Amaro d'erbe della Sila: genziana, ginepro e achillea dell'altopiano
L'Amaro d'erbe della Sila è un amaro artigianale ottenuto dall'infusione di erbe, radici e bacche raccolte sull'altopiano silano, fra cui genziana, ginepro e achillea. Riflette la flora spontanea di montagna della Calabria interna, con un profilo aromatico erbaceo e balsamico.
Caratteristiche del prodotto
- Colore ambrato scuro, dovuto all'infusione di più erbe e radici.
- Profilo aromatico erbaceo e balsamico, con note di genziana e ginepro.
- Sapore amaro deciso, con una nota resinosa data dalle bacche di ginepro.
- Gradazione alcolica media-alta, tipica degli amari da fine pasto.
Territorio di produzione
- Altopiano della Sila, fra le province di Cosenza, Catanzaro e Crotone.
- Aree boschive e prative d'altura dove crescono spontanee le erbe utilizzate.
Materie prime
- Genziana, radice amaricante raccolta sui pascoli d'altura.
- Ginepro, bacche aromatiche tipiche della flora silana.
- Achillea e altre erbe spontanee di montagna, secondo la ricetta del singolo produttore.
Lavorazione
- Raccolta delle erbe, radici e bacche nei periodi di maggiore concentrazione aromatica.
- Essiccazione delle componenti vegetali prima dell'infusione.
- Infusione in alcol per un periodo di alcune settimane, secondo la ricetta.
- Filtrazione dell'infuso e aggiunta di acqua e zucchero fino al grado desiderato.
Stagionatura
- Riposo del prodotto finito per alcune settimane, per l'amalgama delle diverse componenti aromatiche.
Disciplinare
- Non è una denominazione protetta a livello europeo: la produzione segue ricette artigianali tramandate nell'area silana.
- Le ricette variano da produttore a produttore, con differenze nella scelta e nella proporzione delle erbe utilizzate.
Utilizzo nella cucina tradizionale
- Servito liscio come digestivo di fine pasto, a temperatura ambiente o leggermente fresco.
- Utilizzato in piccole quantità per aromatizzare dolci a base di cioccolato.
- Impiegato talvolta come base per cocktail amari.
Conservazione
- In luogo fresco e buio, a temperatura ambiente, con bottiglia ben chiusa.
- Si conserva a lungo grazie alla gradazione alcolica relativamente elevata.
Curiosità
L'altopiano della Sila è una delle aree della Calabria con la maggiore biodiversità di erbe spontanee di montagna, alla base di diverse produzioni artigianali locali.
La ricetta dell'amaro silano non è codificata in un disciplinare unico: ogni produttore mantiene proporzioni ed erbe secondo la propria tradizione familiare.
Domande frequenti
- Quali erbe caratterizzano l'Amaro d'erbe della Sila?
- Genziana, ginepro e achillea sono fra le componenti più citate, ma la ricetta varia da produttore a produttore, con l'aggiunta di altre erbe spontanee raccolte sull'altopiano.
- È un prodotto certificato?
- No: non esiste una denominazione protetta europea per questo amaro, che nasce da ricette artigianali tradizionali dell'area silana, prive di un disciplinare unico e codificato.
- Come si serve?
- Generalmente liscio, a temperatura ambiente o leggermente fresco, come digestivo di fine pasto, secondo l'uso comune degli amari a base di erbe di montagna.
Fonti
- Regione Calabria, Agricoltura e produzioni agroalimentari di qualità della Calabria — www.regione.calabria.it.
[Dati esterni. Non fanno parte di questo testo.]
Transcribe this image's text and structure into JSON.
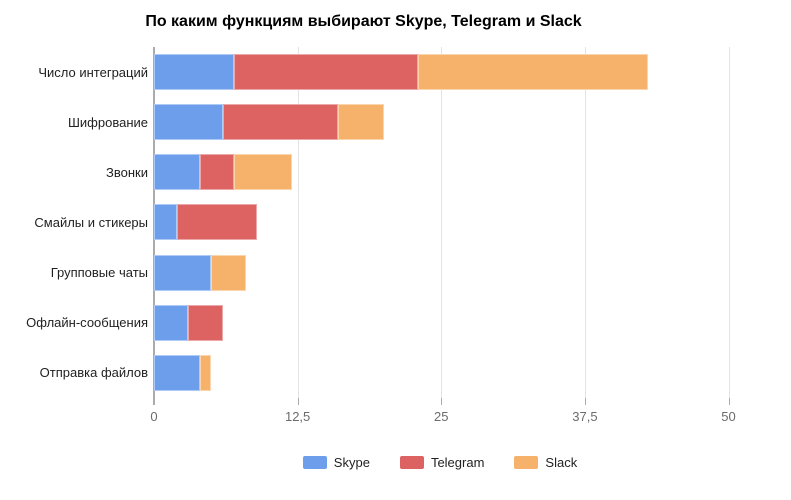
{
  "title": "По каким функциям выбирают Skype, Telegram и Slack",
  "chart_data": {
    "type": "bar",
    "orientation": "horizontal",
    "stacked": true,
    "title": "По каким функциям выбирают Skype, Telegram и Slack",
    "categories": [
      "Число интеграций",
      "Шифрование",
      "Звонки",
      "Смайлы и стикеры",
      "Групповые чаты",
      "Офлайн-сообщения",
      "Отправка файлов"
    ],
    "series": [
      {
        "name": "Skype",
        "color": "#6d9eeb",
        "values": [
          7,
          6,
          4,
          2,
          5,
          3,
          4
        ]
      },
      {
        "name": "Telegram",
        "color": "#dd6262",
        "values": [
          16,
          10,
          3,
          7,
          0,
          3,
          0
        ]
      },
      {
        "name": "Slack",
        "color": "#f6b26b",
        "values": [
          20,
          4,
          5,
          0,
          3,
          0,
          1
        ]
      }
    ],
    "totals": [
      43,
      20,
      12,
      9,
      8,
      6,
      5
    ],
    "xlabel": "",
    "ylabel": "",
    "x_tick_labels": [
      "0",
      "12,5",
      "25",
      "37,5",
      "50"
    ],
    "x_tick_values": [
      0,
      12.5,
      25,
      37.5,
      50
    ],
    "xlim": [
      0,
      55
    ],
    "grid": "vertical",
    "legend_position": "bottom"
  },
  "colors": {
    "background": "#ffffff",
    "title": "#000000",
    "category_label": "#1f1f1f",
    "tick_label": "#6b6b6b",
    "axis_line": "#ababab",
    "gridline": "#e3e3e3",
    "skype": "#6d9eeb",
    "telegram": "#dd6262",
    "slack": "#f6b26b"
  }
}
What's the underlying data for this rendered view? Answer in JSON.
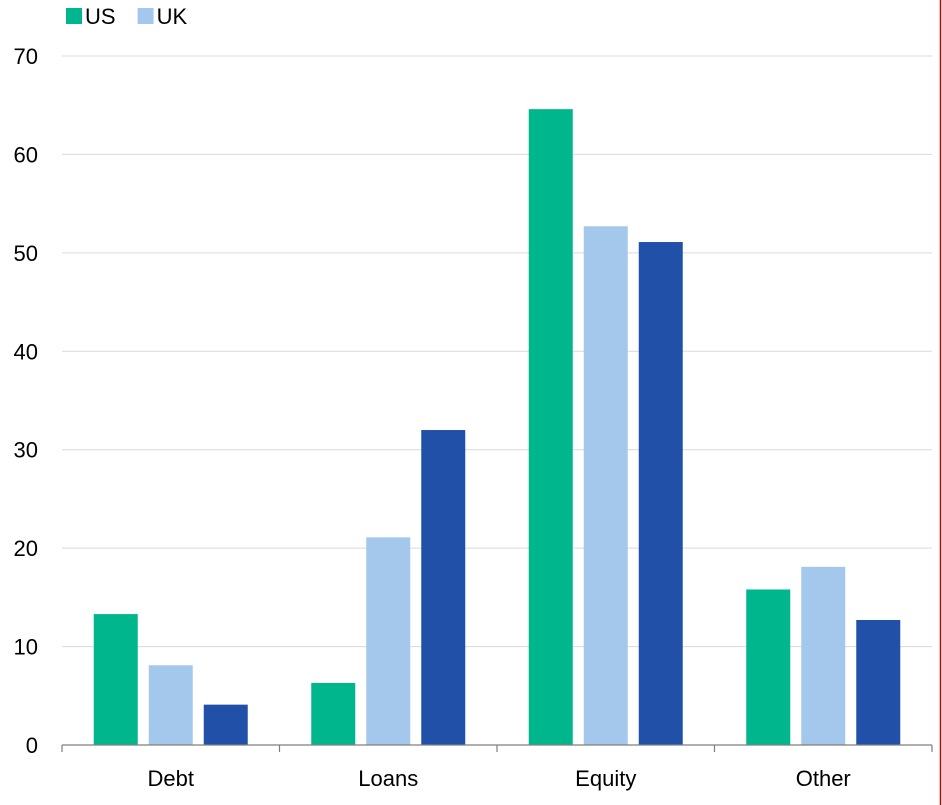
{
  "chart_data": {
    "type": "bar",
    "categories": [
      "Debt",
      "Loans",
      "Equity",
      "Other"
    ],
    "series": [
      {
        "name": "US",
        "color": "#00b68c",
        "values": [
          13.3,
          6.3,
          64.6,
          15.8
        ]
      },
      {
        "name": "UK",
        "color": "#a3c8eb",
        "values": [
          8.1,
          21.1,
          52.7,
          18.1
        ]
      },
      {
        "color": "#2150a9",
        "values": [
          4.1,
          32.0,
          51.1,
          12.7
        ]
      }
    ],
    "ylim": [
      0,
      70
    ],
    "yticks": [
      0,
      10,
      20,
      30,
      40,
      50,
      60,
      70
    ],
    "grid": true,
    "legend": "top-left"
  }
}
Consultato il 02 agosto 2026.
- Accademia Italiana della Cucina, Ricettario delle cucine regionali italiane — www.accademiaitalianadellacucina.it. Consultato il 02 agosto 2026.
- Istituto della Enciclopedia Italiana Treccani, Voci enciclopediche di gastronomia e prodotti alimentari italiani — www.treccani.it. Consultato il 02 agosto 2026.